Frogs aren’t storming the gates to nirvana and will let virtually anyone, save for a mosquito or two, pass before them into buddhahood for the price of a song. Even those without the courtesy to sing along are not denied entry. Frogs are natural bodhisattvas. They have died by the quadrillions since the introduction of pesticides. Even before that, they filled a kalpa’s worth of Ganges rivers with their bodies every year without begrudging their lives. And I believe they did so happily because of their song.

The Chinese master T’ien-t’ai wrote, “Voices do the Buddha’s work.” I understand what he meant. Whatever realization may come by way of silence, our happiness is never won that way. Happiness is not happiness unless it is shared. For happiness is the one thing in all the world that comes to us only at the moment we give it, and is likewise increased by being given away. Even the so-called “insentient” beings of the natural world—rocks, water, dust motes, sand—understand this truth and therefore never hold back anything of themselves. We may sit at the feet of the wisest lama or Zen master, and if he fails to understand this truth, we would do better to take our teaching from a stone.

Happiness is not happiness unless it is shared. For happiness is the one thing in all the world that comes to us only at the moment we give it, and is likewise increased by being given away.

Of course, T’ien-t’ai is referring to the voices of those who preach the Lotus Sutra. But there is some controversy as to what that really means. There are those who recite the entire sutra, or only one or two of its chapters, and feel satisfied that they have done the Buddha’s work. Others recite only the title, Nam-myoho-renge-kyo, which admittedly does sound a little like the croaking of frogs, and teach others to do the same. Nichiren insisted that we preach the Lotus Sutra by being willing to risk everything to protect and proclaim its teaching—that all beings throughout the ten worlds, without exception, have Buddha-nature and can therefore attain enlightenment in their present form. He called this “preaching the sutra even at the cost of one’s life.”

It is a strange paradox that true happiness can come only at the price of the lives of those who seek it, but that is the basic idea of the Mahayana. Underneath the panoply of Buddhist teachings on bodhisattvahood, compassion, and the like, lies one radically simple law: We must be willing to give all for all, to sacrifice everything for the sake of other beings, up to and including our lives.

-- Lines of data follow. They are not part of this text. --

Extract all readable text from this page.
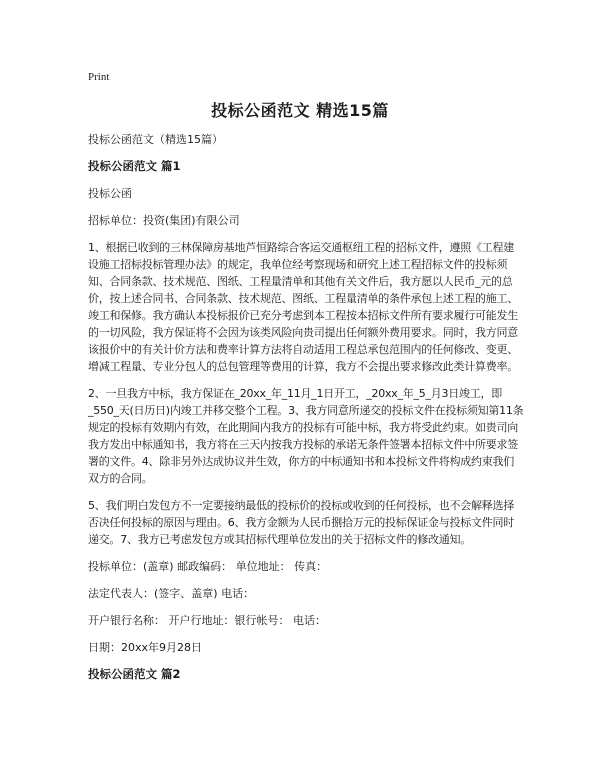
Print
投标公函范文 精选15篇

投标公函范文（精选15篇）

投标公函范文 篇1

投标公函

招标单位：投资(集团)有限公司

1、根据已收到的三林保障房基地芦恒路综合客运交通枢纽工程的招标文件，遵照《工程建设施工招标投标管理办法》的规定，我单位经考察现场和研究上述工程招标文件的投标须知、合同条款、技术规范、图纸、工程量清单和其他有关文件后，我方愿以人民币_元的总价，按上述合同书、合同条款、技术规范、图纸、工程量清单的条件承包上述工程的施工、竣工和保修。我方确认本投标报价已充分考虑到本工程按本招标文件所有要求履行可能发生的一切风险，我方保证将不会因为该类风险向贵司提出任何额外费用要求。同时，我方同意该报价中的有关计价方法和费率计算方法将自动适用工程总承包范围内的任何修改、变更、增减工程量、专业分包人的总包管理等费用的计算，我方不会提出要求修改此类计算费率。

2、一旦我方中标，我方保证在_20xx_年_11月_1日开工，_20xx_年_5_月3日竣工，即_550_天(日历日)内竣工并移交整个工程。3、我方同意所递交的投标文件在投标须知第11条规定的投标有效期内有效，在此期间内我方的投标有可能中标，我方将受此约束。如贵司向我方发出中标通知书，我方将在三天内按我方投标的承诺无条件签署本招标文件中所要求签署的文件。4、除非另外达成协议并生效，你方的中标通知书和本投标文件将构成约束我们双方的合同。

5、我们明白发包方不一定要接纳最低的投标价的投标或收到的任何投标，也不会解释选择否决任何投标的原因与理由。6、我方金额为人民币捌拾万元的投标保证金与投标文件同时递交。7、我方已考虑发包方或其招标代理单位发出的关于招标文件的修改通知。

投标单位：(盖章) 邮政编码： 单位地址： 传真：

法定代表人：(签字、盖章) 电话：

开户银行名称： 开户行地址：银行帐号： 电话：

日期：20xx年9月28日

投标公函范文 篇2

In the eternal scheme of things, we all sacrifice our lives, whether we are awake to this fact or not. This vast interdependence, in which the disappearance of one thing paves the way for the appearance of another, is the essence of life itself. Like the rest of nature, frogs understand this truth and offer themselves up on the altar of eternity without hesitation or regret. Only in the human realm does it become necessary to have something like Mahayana Buddhism to instruct us in doing what should come as naturally as dusk to the day. Be that as it may, only as human beings do we have the opportunity to acknowledge this truth and knowingly participate it in, and in all the universe there can be no greater happiness than this.

On nights when the frogs don’t sing, I sometimes read from the letters of Nichiren instead, where I find the same level of nurturance and companionship, the same basic life force that the frogs spill out without thinking, syllable by syllable, in their spring song. There, I find one theme repeated over and over and over: “How could giving up a body that will decay uselessly for the sake of the Lotus Sutra not be exchanging rocks for gold?” Dogen’s comment notwithstanding, the frogs understand implicitly that life is only song and so sing sweetly—and happily—for the sake of all beings, until their bodies are gone.